Re: Fixing NFS

Sage Weil <sage@xxxxxxxxxxxx> · Mon, 7 Feb 2011 19:33:45 -0800 (PST)

On Mon, 7 Feb 2011, Brian Chrisman wrote:
> On Thu, Feb 3, 2011 at 9:52 AM, Tommi Virtanen
> <tommi.virtanen@xxxxxxxxxxxxx> wrote:
> > On Thu, Feb 03, 2011 at 09:29:32AM -0800, Sage Weil wrote:
> >> Which leaves us with a final problem: what if the fh is generated for
> >> /foo/bar, but bar is renamed to /baz/bar, bar drops out of all caches, and
> >> the client tries to use the fh.  We're still stuck with ESTALE in that
> >> case.  The only real solution there is to include a backpointer on the
> >> file's data object.  This is doable, but comes at a cost.  We could make
> >> it optional, and/or mitigate it somewhat (backpointer is only created once
> >> a file is renamed, or something like that).
> >>
> >> I'm not really sure to what lengths a server is supposed to go to avoid
> >> ESTALE.  I seem to remember that NFSv4 has a different class of fh's that
> >> are allowed to expire.  I'm not sure how that helps, though; it seems
> >> likeif a client has a file open that is renamed by another node and then
> >> idle for long enough and then tries to read it'll still be screwed,
> >> regardless of what the server does/does not promise the client.
> >
> > NFSv4 volatile filehandles move away from the whole "stale"
> > terminology into "expiring" filehandles, which a client SHOULD recover
> > from, and that's said with fairly strong language in RFC3530. The
> > volatile filehandles may go away at any moment (for FH4_VOLATILE_ANY).
> >
> > The RFC suggests clients remember the full path of every volatile
> > filehandle, and points out that doesn't let you recover if someone
> > else renamed the file.. which means your "final problem" above is
> > still a problem, and smells unavoidable.

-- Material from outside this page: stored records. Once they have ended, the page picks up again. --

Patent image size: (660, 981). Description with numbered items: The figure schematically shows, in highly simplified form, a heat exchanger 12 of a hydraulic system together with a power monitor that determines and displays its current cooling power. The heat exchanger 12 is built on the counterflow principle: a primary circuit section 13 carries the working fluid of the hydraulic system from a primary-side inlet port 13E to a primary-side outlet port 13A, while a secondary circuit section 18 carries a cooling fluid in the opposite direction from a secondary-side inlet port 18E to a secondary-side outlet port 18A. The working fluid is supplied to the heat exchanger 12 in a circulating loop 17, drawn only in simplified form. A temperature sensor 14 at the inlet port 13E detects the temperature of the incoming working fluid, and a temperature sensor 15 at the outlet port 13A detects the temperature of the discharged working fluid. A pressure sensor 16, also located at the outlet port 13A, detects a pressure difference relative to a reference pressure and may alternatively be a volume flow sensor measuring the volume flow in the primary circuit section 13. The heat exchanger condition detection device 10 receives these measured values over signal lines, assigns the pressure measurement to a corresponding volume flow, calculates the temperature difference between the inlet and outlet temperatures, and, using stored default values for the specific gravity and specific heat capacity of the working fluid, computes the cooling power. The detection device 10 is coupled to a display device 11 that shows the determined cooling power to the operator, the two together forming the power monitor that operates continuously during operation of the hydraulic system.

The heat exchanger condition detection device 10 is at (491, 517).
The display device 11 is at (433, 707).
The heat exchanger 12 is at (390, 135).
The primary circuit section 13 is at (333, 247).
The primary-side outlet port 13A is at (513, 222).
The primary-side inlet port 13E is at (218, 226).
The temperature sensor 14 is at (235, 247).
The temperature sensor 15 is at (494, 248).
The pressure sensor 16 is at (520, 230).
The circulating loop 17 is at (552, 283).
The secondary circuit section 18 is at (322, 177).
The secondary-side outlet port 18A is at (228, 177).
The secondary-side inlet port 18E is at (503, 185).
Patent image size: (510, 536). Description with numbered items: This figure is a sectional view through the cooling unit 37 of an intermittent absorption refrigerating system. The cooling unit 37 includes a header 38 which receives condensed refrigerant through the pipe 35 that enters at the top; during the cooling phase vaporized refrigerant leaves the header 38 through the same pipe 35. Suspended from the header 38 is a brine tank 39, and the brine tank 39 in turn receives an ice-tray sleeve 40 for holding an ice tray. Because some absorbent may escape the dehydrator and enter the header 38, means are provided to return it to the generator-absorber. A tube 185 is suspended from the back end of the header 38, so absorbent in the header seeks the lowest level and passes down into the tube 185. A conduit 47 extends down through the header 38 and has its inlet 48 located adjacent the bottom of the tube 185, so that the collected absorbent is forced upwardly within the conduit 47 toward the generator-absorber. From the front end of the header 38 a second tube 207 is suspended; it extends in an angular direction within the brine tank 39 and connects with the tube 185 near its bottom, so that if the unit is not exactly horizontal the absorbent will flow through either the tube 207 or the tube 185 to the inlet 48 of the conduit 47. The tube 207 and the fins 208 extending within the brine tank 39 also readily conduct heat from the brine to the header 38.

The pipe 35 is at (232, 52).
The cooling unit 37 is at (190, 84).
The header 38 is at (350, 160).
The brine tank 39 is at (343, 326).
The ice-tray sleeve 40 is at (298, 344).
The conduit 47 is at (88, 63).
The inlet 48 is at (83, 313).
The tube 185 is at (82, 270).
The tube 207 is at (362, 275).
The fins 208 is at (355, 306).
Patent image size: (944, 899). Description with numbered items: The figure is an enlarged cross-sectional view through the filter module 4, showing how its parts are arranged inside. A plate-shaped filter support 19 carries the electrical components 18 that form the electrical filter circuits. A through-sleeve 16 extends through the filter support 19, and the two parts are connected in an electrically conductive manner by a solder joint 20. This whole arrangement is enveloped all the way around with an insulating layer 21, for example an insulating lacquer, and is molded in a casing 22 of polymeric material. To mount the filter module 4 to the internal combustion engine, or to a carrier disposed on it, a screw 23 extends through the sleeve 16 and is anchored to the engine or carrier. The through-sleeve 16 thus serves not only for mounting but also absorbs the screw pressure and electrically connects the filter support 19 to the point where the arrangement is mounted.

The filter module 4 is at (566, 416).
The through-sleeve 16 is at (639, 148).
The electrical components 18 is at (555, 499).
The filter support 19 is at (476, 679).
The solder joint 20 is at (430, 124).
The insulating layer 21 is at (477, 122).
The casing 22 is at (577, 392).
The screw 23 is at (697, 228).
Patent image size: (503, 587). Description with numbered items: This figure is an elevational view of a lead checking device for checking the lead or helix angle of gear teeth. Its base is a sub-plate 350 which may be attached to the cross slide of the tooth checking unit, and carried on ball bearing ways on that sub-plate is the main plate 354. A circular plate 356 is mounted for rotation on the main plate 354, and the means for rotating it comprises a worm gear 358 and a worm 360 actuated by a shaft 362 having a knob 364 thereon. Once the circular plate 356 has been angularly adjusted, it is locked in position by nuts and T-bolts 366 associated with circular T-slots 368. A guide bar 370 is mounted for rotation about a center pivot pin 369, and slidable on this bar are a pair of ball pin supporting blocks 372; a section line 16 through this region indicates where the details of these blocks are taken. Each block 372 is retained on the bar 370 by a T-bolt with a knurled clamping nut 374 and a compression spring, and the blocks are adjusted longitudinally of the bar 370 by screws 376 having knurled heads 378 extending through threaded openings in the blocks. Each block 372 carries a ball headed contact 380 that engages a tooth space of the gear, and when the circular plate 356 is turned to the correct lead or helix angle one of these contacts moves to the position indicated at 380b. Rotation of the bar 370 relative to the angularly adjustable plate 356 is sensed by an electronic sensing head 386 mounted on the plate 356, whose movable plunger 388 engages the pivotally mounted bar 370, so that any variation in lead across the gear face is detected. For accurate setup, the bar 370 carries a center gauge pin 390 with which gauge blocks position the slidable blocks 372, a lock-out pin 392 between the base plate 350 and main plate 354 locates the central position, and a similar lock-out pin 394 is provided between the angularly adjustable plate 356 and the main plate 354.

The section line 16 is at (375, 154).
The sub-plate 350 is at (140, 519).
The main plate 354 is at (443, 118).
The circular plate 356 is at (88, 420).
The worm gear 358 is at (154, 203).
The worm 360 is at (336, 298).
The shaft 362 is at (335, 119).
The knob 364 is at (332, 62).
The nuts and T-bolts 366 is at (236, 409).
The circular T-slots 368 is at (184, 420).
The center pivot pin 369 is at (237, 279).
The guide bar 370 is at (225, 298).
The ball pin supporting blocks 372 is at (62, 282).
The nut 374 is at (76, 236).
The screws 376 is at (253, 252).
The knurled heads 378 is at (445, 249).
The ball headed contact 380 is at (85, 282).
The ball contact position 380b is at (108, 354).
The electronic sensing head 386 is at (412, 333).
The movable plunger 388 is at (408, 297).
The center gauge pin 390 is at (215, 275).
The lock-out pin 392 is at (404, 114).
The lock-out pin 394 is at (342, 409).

But at least shifting
> > responsibility for remembering the path to the client makes recovery
> > easy in the typical case.
> >
> > If the real-world support is there, I'd say NFSv4 is the way to go,
> > for future Ceph re-exporting.
> 
> 
> I was playing around with implementing this.  I was trying to get the
> ceph client's export functions to return NFS4ERR_FHEXPIRED instead of
> ESTALE (hoping that my nfs4 clients would then attempt the full lookup
> again).  I noticed also that the mds itself can also return an ESTALE
> to the ceph kernel client, which seems to be getting propagated back
> to the NFS client.  I'm wondering where I could intercept that and
> send back an expiry notice?

I believe the only place an actual MDS call is exposed to an NFS export is 
in export.c's __cfh_to_dentry().  This is where the ino search is going to 
need to get more sophisticated (at least on the client side).

An ESTALE from the MDS generally means the starting ino in the request 
isn't in the cache.  You can try all MDSs for one that has it.  Beyond 
that, we'll need to implement more smarts on the server side!

sage